Theory - [T6]
Statistical indipendence
Statistical independence is a concept in probability theory. Two events A and B are statistical independent if and only if their joint probability can be factorized into their marginal probabilities: $$ P(A \cap B) = P(A)P(B) $$ If two events A and B are statistical independent, then the conditional probability equals the marginal probability: $$ P(A \land B) = P(A) and P(B \land A) = P(B) $$ In simple words this means that the occurence of an event doesn’t affect the probability of the occurence of the other.
Relative joint frequencies are equal to the products of the corresponding marginal frequencies.

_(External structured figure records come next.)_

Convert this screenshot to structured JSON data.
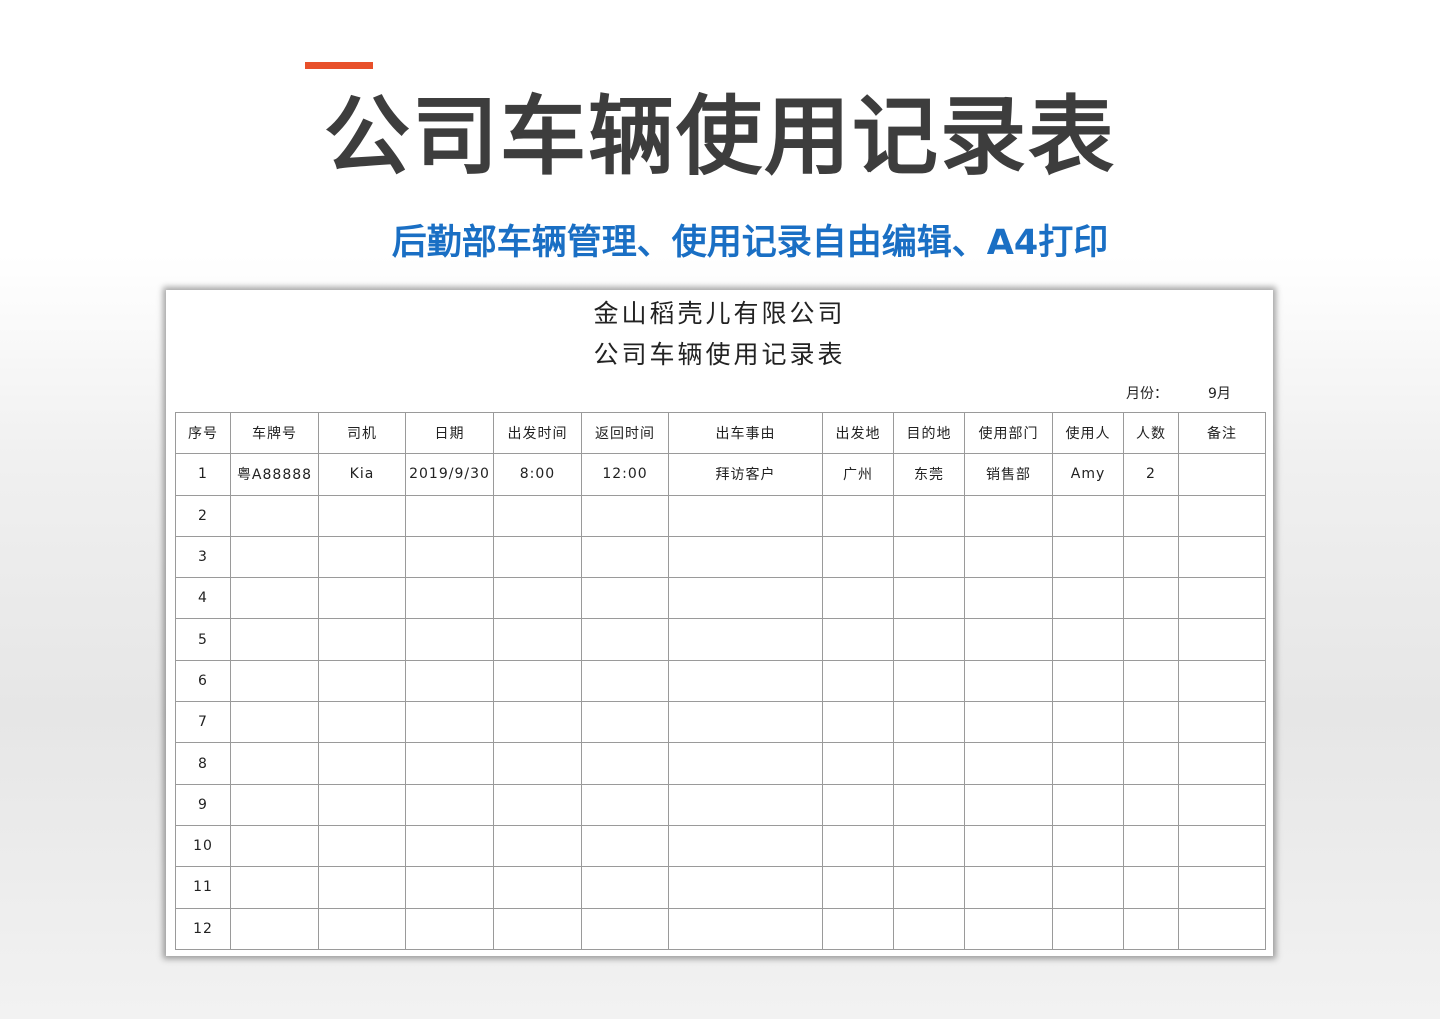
{
  "banner": {
    "title": "公司车辆使用记录表",
    "subtitle": "后勤部车辆管理、使用记录自由编辑、A4打印",
    "accent": "#e8502a",
    "subtitle_color": "#1a6fc4"
  },
  "sheet": {
    "company": "金山稻壳儿有限公司",
    "title": "公司车辆使用记录表",
    "month_label": "月份：",
    "month_value": "9月",
    "columns": [
      "序号",
      "车牌号",
      "司机",
      "日期",
      "出发时间",
      "返回时间",
      "出车事由",
      "出发地",
      "目的地",
      "使用部门",
      "使用人",
      "人数",
      "备注"
    ],
    "rows": [
      [
        "1",
        "粤A88888",
        "Kia",
        "2019/9/30",
        "8:00",
        "12:00",
        "拜访客户",
        "广州",
        "东莞",
        "销售部",
        "Amy",
        "2",
        ""
      ],
      [
        "2"
      ],
      [
        "3"
      ],
      [
        "4"
      ],
      [
        "5"
      ],
      [
        "6"
      ],
      [
        "7"
      ],
      [
        "8"
      ],
      [
        "9"
      ],
      [
        "10"
      ],
      [
        "11"
      ],
      [
        "12"
      ]
    ]
  }
}
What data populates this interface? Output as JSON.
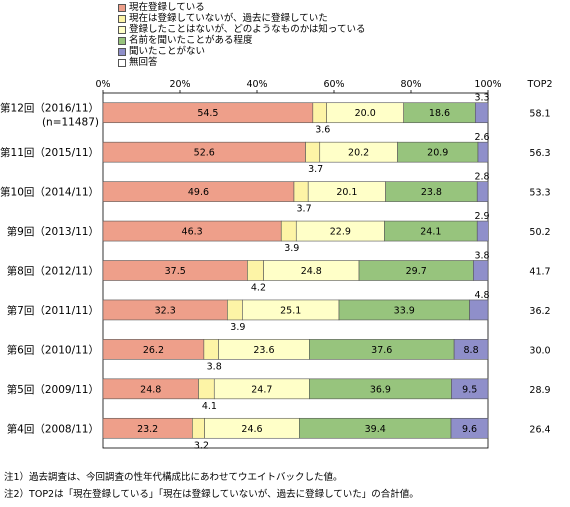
{
  "legend": [
    {
      "label": "現在登録している",
      "color": "#ee9f8a"
    },
    {
      "label": "現在は登録していないが、過去に登録していた",
      "color": "#fdf4a6"
    },
    {
      "label": "登録したことはないが、どのようなものかは知っている",
      "color": "#ffffc8"
    },
    {
      "label": "名前を聞いたことがある程度",
      "color": "#97c47d"
    },
    {
      "label": "聞いたことがない",
      "color": "#8f8fca"
    },
    {
      "label": "無回答",
      "color": "#ffffff"
    }
  ],
  "notes": {
    "note1": "注1）過去調査は、今回調査の性年代構成比にあわせてウエイトバックした値。",
    "note2": "注2）TOP2は「現在登録している」「現在は登録していないが、過去に登録していた」の合計値。"
  },
  "chart_data": {
    "type": "bar",
    "orientation": "horizontal",
    "stacked": true,
    "xlim": [
      0,
      100
    ],
    "x_ticks": [
      "0%",
      "20%",
      "40%",
      "60%",
      "80%",
      "100%"
    ],
    "extra_column_label": "TOP2",
    "categories": [
      {
        "label": "第12回（2016/11）",
        "sublabel": "(n=11487)"
      },
      {
        "label": "第11回（2015/11）",
        "sublabel": ""
      },
      {
        "label": "第10回（2014/11）",
        "sublabel": ""
      },
      {
        "label": "第9回（2013/11）",
        "sublabel": ""
      },
      {
        "label": "第8回（2012/11）",
        "sublabel": ""
      },
      {
        "label": "第7回（2011/11）",
        "sublabel": ""
      },
      {
        "label": "第6回（2010/11）",
        "sublabel": ""
      },
      {
        "label": "第5回（2009/11）",
        "sublabel": ""
      },
      {
        "label": "第4回（2008/11）",
        "sublabel": ""
      }
    ],
    "series": [
      {
        "name": "現在登録している",
        "values": [
          54.5,
          52.6,
          49.6,
          46.3,
          37.5,
          32.3,
          26.2,
          24.8,
          23.2
        ]
      },
      {
        "name": "現在は登録していないが、過去に登録していた",
        "values": [
          3.6,
          3.7,
          3.7,
          3.9,
          4.2,
          3.9,
          3.8,
          4.1,
          3.2
        ]
      },
      {
        "name": "登録したことはないが、どのようなものかは知っている",
        "values": [
          20.0,
          20.2,
          20.1,
          22.9,
          24.8,
          25.1,
          23.6,
          24.7,
          24.6
        ]
      },
      {
        "name": "名前を聞いたことがある程度",
        "values": [
          18.6,
          20.9,
          23.8,
          24.1,
          29.7,
          33.9,
          37.6,
          36.9,
          39.4
        ]
      },
      {
        "name": "聞いたことがない",
        "values": [
          3.3,
          2.6,
          2.8,
          2.9,
          3.8,
          4.8,
          8.8,
          9.5,
          9.6
        ]
      },
      {
        "name": "無回答",
        "values": [
          0,
          0,
          0,
          0,
          0,
          0,
          0,
          0,
          0
        ]
      }
    ],
    "labels": {
      "s0": [
        "54.5",
        "52.6",
        "49.6",
        "46.3",
        "37.5",
        "32.3",
        "26.2",
        "24.8",
        "23.2"
      ],
      "s1": [
        "3.6",
        "3.7",
        "3.7",
        "3.9",
        "4.2",
        "3.9",
        "3.8",
        "4.1",
        "3.2"
      ],
      "s2": [
        "20.0",
        "20.2",
        "20.1",
        "22.9",
        "24.8",
        "25.1",
        "23.6",
        "24.7",
        "24.6"
      ],
      "s3": [
        "18.6",
        "20.9",
        "23.8",
        "24.1",
        "29.7",
        "33.9",
        "37.6",
        "36.9",
        "39.4"
      ],
      "s4": [
        "3.3",
        "2.6",
        "2.8",
        "2.9",
        "3.8",
        "4.8",
        "8.8",
        "9.5",
        "9.6"
      ]
    },
    "top2": [
      "58.1",
      "56.3",
      "53.3",
      "50.2",
      "41.7",
      "36.2",
      "30.0",
      "28.9",
      "26.4"
    ]
  }
}
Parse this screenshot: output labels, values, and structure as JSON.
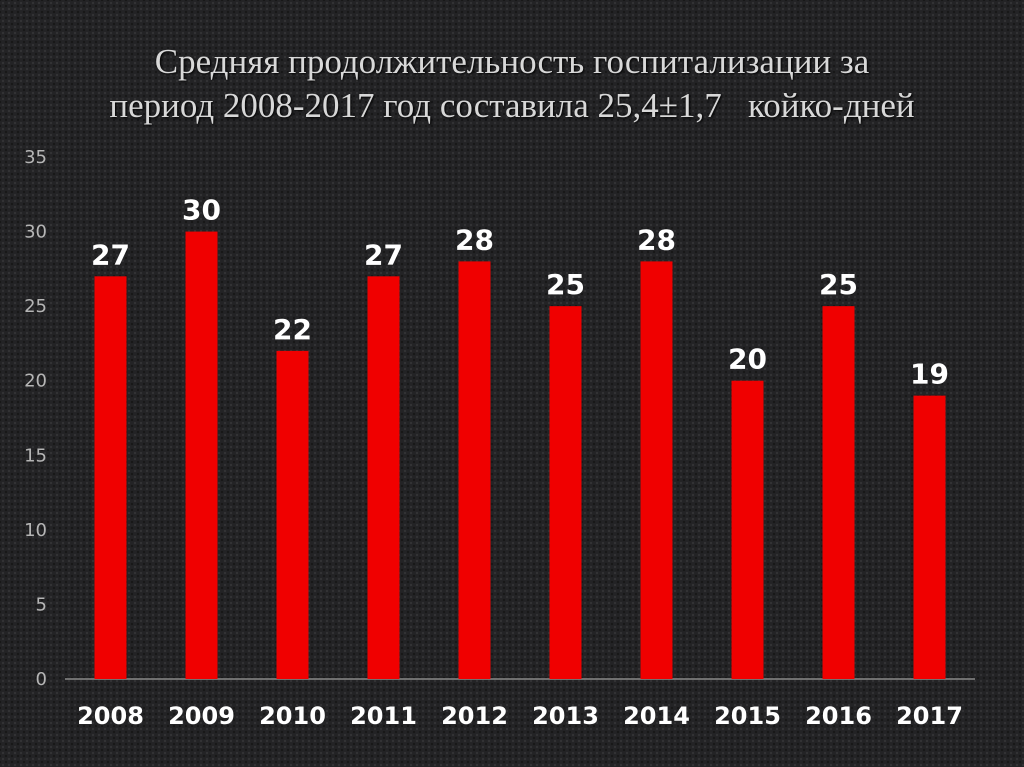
{
  "title_lines": [
    "Средняя продолжительность госпитализации за",
    "период 2008-2017 год составила 25,4±1,7   койко-дней"
  ],
  "chart_data": {
    "type": "bar",
    "title": "Средняя продолжительность госпитализации за период 2008-2017 год составила 25,4±1,7   койко-дней",
    "categories": [
      "2008",
      "2009",
      "2010",
      "2011",
      "2012",
      "2013",
      "2014",
      "2015",
      "2016",
      "2017"
    ],
    "series": [
      {
        "values": [
          27,
          30,
          22,
          27,
          28,
          25,
          28,
          20,
          25,
          19
        ]
      }
    ],
    "data_labels": [
      "27",
      "30",
      "22",
      "27",
      "28",
      "25",
      "28",
      "20",
      "25",
      "19"
    ],
    "ylim": [
      0,
      35
    ],
    "yticks": [
      "0",
      "5",
      "10",
      "15",
      "20",
      "25",
      "30",
      "35"
    ],
    "grid": false,
    "legend": "none",
    "bar_color": "#f00000",
    "axis_color": "#8a8a8a",
    "background_color": "#232325"
  }
}
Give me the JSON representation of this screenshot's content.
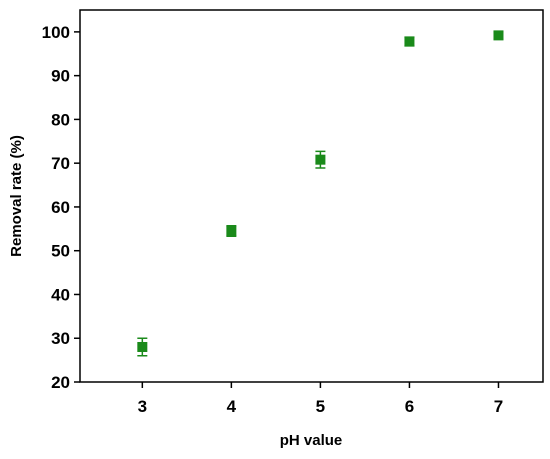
{
  "chart_data": {
    "type": "scatter",
    "title": "",
    "xlabel": "pH value",
    "ylabel": "Removal rate (%)",
    "xlim": [
      2.3,
      7.5
    ],
    "ylim": [
      20,
      105
    ],
    "x_ticks": [
      3,
      4,
      5,
      6,
      7
    ],
    "y_ticks": [
      20,
      30,
      40,
      50,
      60,
      70,
      80,
      90,
      100
    ],
    "grid": false,
    "legend": "none",
    "marker": "square",
    "color": "#1a8a1a",
    "series": [
      {
        "x": [
          3,
          4,
          5,
          6,
          7
        ],
        "y": [
          28.0,
          54.5,
          70.8,
          97.8,
          99.2
        ],
        "error": [
          2.0,
          1.2,
          1.9,
          1.0,
          0.8
        ]
      }
    ]
  }
}
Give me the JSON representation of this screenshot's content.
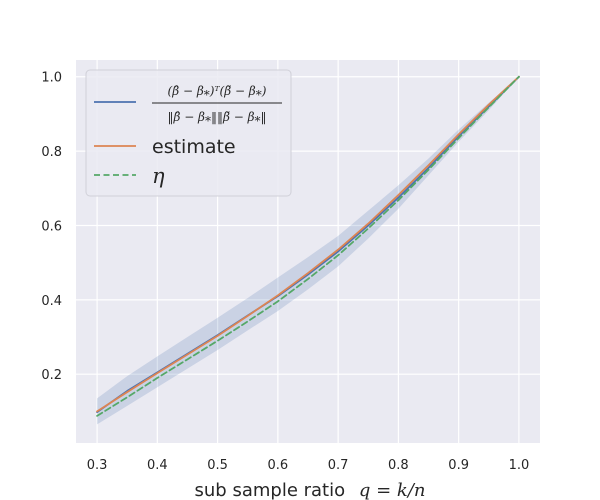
{
  "chart_data": {
    "type": "line",
    "title": "",
    "xlabel": "sub sample ratio",
    "xlabel_math": "q = k/n",
    "ylabel": "",
    "xlim": [
      0.265,
      1.035
    ],
    "ylim": [
      0.015,
      1.045
    ],
    "xticks": [
      "0.3",
      "0.4",
      "0.5",
      "0.6",
      "0.7",
      "0.8",
      "0.9",
      "1.0"
    ],
    "yticks": [
      "0.2",
      "0.4",
      "0.6",
      "0.8",
      "1.0"
    ],
    "x": [
      0.3,
      0.35,
      0.4,
      0.45,
      0.5,
      0.55,
      0.6,
      0.65,
      0.7,
      0.75,
      0.8,
      0.85,
      0.9,
      0.95,
      1.0
    ],
    "series": [
      {
        "name": "(β̂ − β*)ᵀ(β̃ − β*) / ‖β̂ − β*‖‖β̃ − β*‖",
        "color": "#4c72b0",
        "style": "solid",
        "values": [
          0.098,
          0.155,
          0.205,
          0.255,
          0.305,
          0.358,
          0.41,
          0.468,
          0.53,
          0.6,
          0.675,
          0.755,
          0.84,
          0.92,
          1.0
        ],
        "band_lower": [
          0.065,
          0.115,
          0.165,
          0.215,
          0.265,
          0.318,
          0.37,
          0.428,
          0.49,
          0.565,
          0.645,
          0.735,
          0.825,
          0.91,
          1.0
        ],
        "band_upper": [
          0.135,
          0.195,
          0.248,
          0.3,
          0.352,
          0.405,
          0.46,
          0.515,
          0.572,
          0.64,
          0.708,
          0.78,
          0.858,
          0.93,
          1.0
        ]
      },
      {
        "name": "estimate",
        "color": "#dd8452",
        "style": "solid",
        "values": [
          0.1,
          0.152,
          0.203,
          0.253,
          0.303,
          0.357,
          0.412,
          0.472,
          0.535,
          0.605,
          0.682,
          0.762,
          0.845,
          0.925,
          1.0
        ]
      },
      {
        "name": "η",
        "color": "#55a868",
        "style": "dashed",
        "values": [
          0.088,
          0.138,
          0.19,
          0.24,
          0.29,
          0.342,
          0.396,
          0.456,
          0.52,
          0.592,
          0.668,
          0.75,
          0.835,
          0.918,
          1.0
        ]
      }
    ],
    "band_color": "#4c72b0",
    "grid": true,
    "legend_position": "top-left",
    "background": "#eaeaf2",
    "grid_color": "#ffffff"
  }
}
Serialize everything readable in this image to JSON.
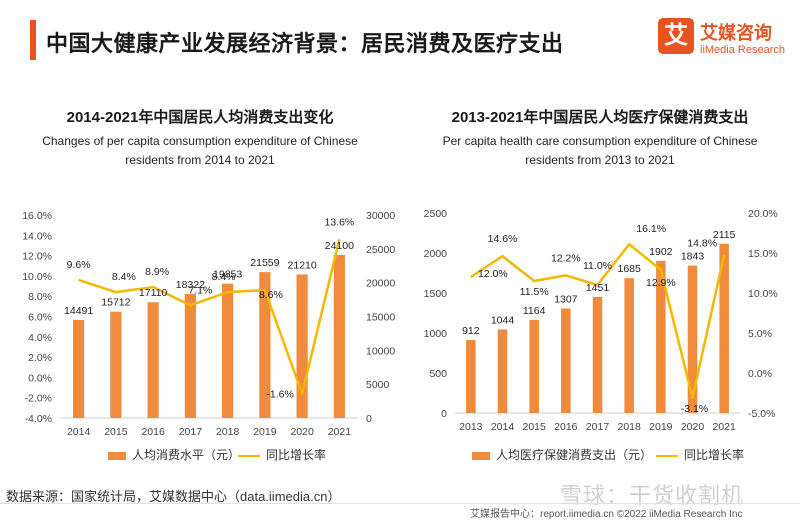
{
  "header": {
    "title": "中国大健康产业发展经济背景：居民消费及医疗支出",
    "logo_mark": "艾",
    "logo_cn": "艾媒咨询",
    "logo_en": "iiMedia Research"
  },
  "colors": {
    "bar": "#f08a3c",
    "line": "#f5b800",
    "accent": "#e8531f",
    "axis_text": "#444444"
  },
  "left_chart": {
    "title": "2014-2021年中国居民人均消费支出变化",
    "subtitle_line1": "Changes of per capita consumption expenditure of Chinese",
    "subtitle_line2": "residents from 2014 to 2021",
    "legend_bar": "人均消费水平（元）",
    "legend_line": "同比增长率"
  },
  "right_chart": {
    "title": "2013-2021年中国居民人均医疗保健消费支出",
    "subtitle_line1": "Per capita health care consumption expenditure of Chinese",
    "subtitle_line2": "residents from 2013 to 2021",
    "legend_bar": "人均医疗保健消费支出（元）",
    "legend_line": "同比增长率"
  },
  "chart_data": [
    {
      "type": "bar+line",
      "categories": [
        "2014",
        "2015",
        "2016",
        "2017",
        "2018",
        "2019",
        "2020",
        "2021"
      ],
      "series": [
        {
          "name": "人均消费水平（元）",
          "type": "bar",
          "axis": "right",
          "values": [
            14491,
            15712,
            17110,
            18322,
            19853,
            21559,
            21210,
            24100
          ],
          "labels": [
            "14491",
            "15712",
            "17110",
            "18322",
            "19853",
            "21559",
            "21210",
            "24100"
          ]
        },
        {
          "name": "同比增长率",
          "type": "line",
          "axis": "left",
          "values": [
            9.6,
            8.4,
            8.9,
            7.1,
            8.4,
            8.6,
            -1.6,
            13.6
          ],
          "labels": [
            "9.6%",
            "8.4%",
            "8.9%",
            "7.1%",
            "8.4%",
            "8.6%",
            "-1.6%",
            "13.6%"
          ]
        }
      ],
      "left_axis": {
        "min": -4,
        "max": 16,
        "ticks": [
          "-4.0%",
          "-2.0%",
          "0.0%",
          "2.0%",
          "4.0%",
          "6.0%",
          "8.0%",
          "10.0%",
          "12.0%",
          "14.0%",
          "16.0%"
        ]
      },
      "right_axis": {
        "min": 0,
        "max": 30000,
        "ticks": [
          "0",
          "5000",
          "10000",
          "15000",
          "20000",
          "25000",
          "30000"
        ]
      },
      "legend_placement": "bottom"
    },
    {
      "type": "bar+line",
      "categories": [
        "2013",
        "2014",
        "2015",
        "2016",
        "2017",
        "2018",
        "2019",
        "2020",
        "2021"
      ],
      "series": [
        {
          "name": "人均医疗保健消费支出（元）",
          "type": "bar",
          "axis": "left",
          "values": [
            912,
            1044,
            1164,
            1307,
            1451,
            1685,
            1902,
            1843,
            2115
          ],
          "labels": [
            "912",
            "1044",
            "1164",
            "1307",
            "1451",
            "1685",
            "1902",
            "1843",
            "2115"
          ]
        },
        {
          "name": "同比增长率",
          "type": "line",
          "axis": "right",
          "values": [
            12.0,
            14.6,
            11.5,
            12.2,
            11.0,
            16.1,
            12.9,
            -3.1,
            14.8
          ],
          "labels": [
            "12.0%",
            "14.6%",
            "11.5%",
            "12.2%",
            "11.0%",
            "16.1%",
            "12.9%",
            "-3.1%",
            "14.8%"
          ]
        }
      ],
      "left_axis": {
        "min": 0,
        "max": 2500,
        "ticks": [
          "0",
          "500",
          "1000",
          "1500",
          "2000",
          "2500"
        ]
      },
      "right_axis": {
        "min": -5,
        "max": 20,
        "ticks": [
          "-5.0%",
          "0.0%",
          "5.0%",
          "10.0%",
          "15.0%",
          "20.0%"
        ]
      },
      "legend_placement": "bottom"
    }
  ],
  "footer": {
    "source": "数据来源：国家统计局，艾媒数据中心（data.iimedia.cn）",
    "copyright": "艾媒报告中心：report.iimedia.cn  ©2022  iiMedia Research Inc",
    "watermark": "雪球：干货收割机"
  }
}
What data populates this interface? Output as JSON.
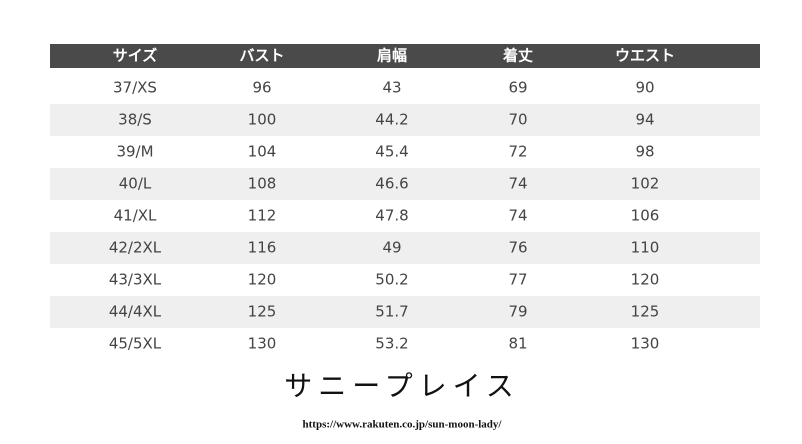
{
  "table": {
    "header": [
      "サイズ",
      "バスト",
      "肩幅",
      "着丈",
      "ウエスト"
    ],
    "rows": [
      [
        "37/XS",
        96,
        43,
        69,
        90
      ],
      [
        "38/S",
        100,
        44.2,
        70,
        94
      ],
      [
        "39/M",
        104,
        45.4,
        72,
        98
      ],
      [
        "40/L",
        108,
        46.6,
        74,
        102
      ],
      [
        "41/XL",
        112,
        47.8,
        74,
        106
      ],
      [
        "42/2XL",
        116,
        49,
        76,
        110
      ],
      [
        "43/3XL",
        120,
        50.2,
        77,
        120
      ],
      [
        "44/4XL",
        125,
        51.7,
        79,
        125
      ],
      [
        "45/5XL",
        130,
        53.2,
        81,
        130
      ]
    ]
  },
  "footer": {
    "brand": "サニープレイス",
    "url": "https://www.rakuten.co.jp/sun-moon-lady/"
  }
}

Consider the following matrix:
X\Y | $Y_1$ | … | $Y_j$ | … | $Y_c$ |
---|---|---|---|---|---|
$X_1$ | $n{1,1}$ | … | $n{1,j}$ | … | $n{1,c}$ |
… | … | … | … | … | … |
$X_i$ | $n{i,1}$ | … | $n{i,j}$ | … | $n{i,c}$ |
… | … | … | … | … | … |
$X_r$ | $n{r,1}$ | … | $n{r,j}$ | … | $n{r,c}$ |
As stated previously given statistical indipendence the conditional probability equals the marginal probability, this can be written as: $$ {\frac {n_{i,j}}{n_{i,\cdot}} } = {\frac {n_{\cdot,j}} {n} } $$ This represent the conditional distribution in respect of the marginal of $X$. This simple identity can be further developed $$ n_{i,j} \cdot n = n_{\cdot,j} \cdot n_{i,\cdot} $$ Dividing now every member by $2n$ $$ \frac {n_{i,j} \cdot \cancel{n}} {n \cdot \cancel{n}} = \frac {n_{\cdot,j}}{n} \cdot \frac {n_{i,\cdot}}{n} $$ The first member of the equation $\frac {n_{i,j}} {n}$ represents indeed the joint frequency of $X_i$ and $Y_j$ and the second member is the product of the corresponding marginal frequencies, as expected.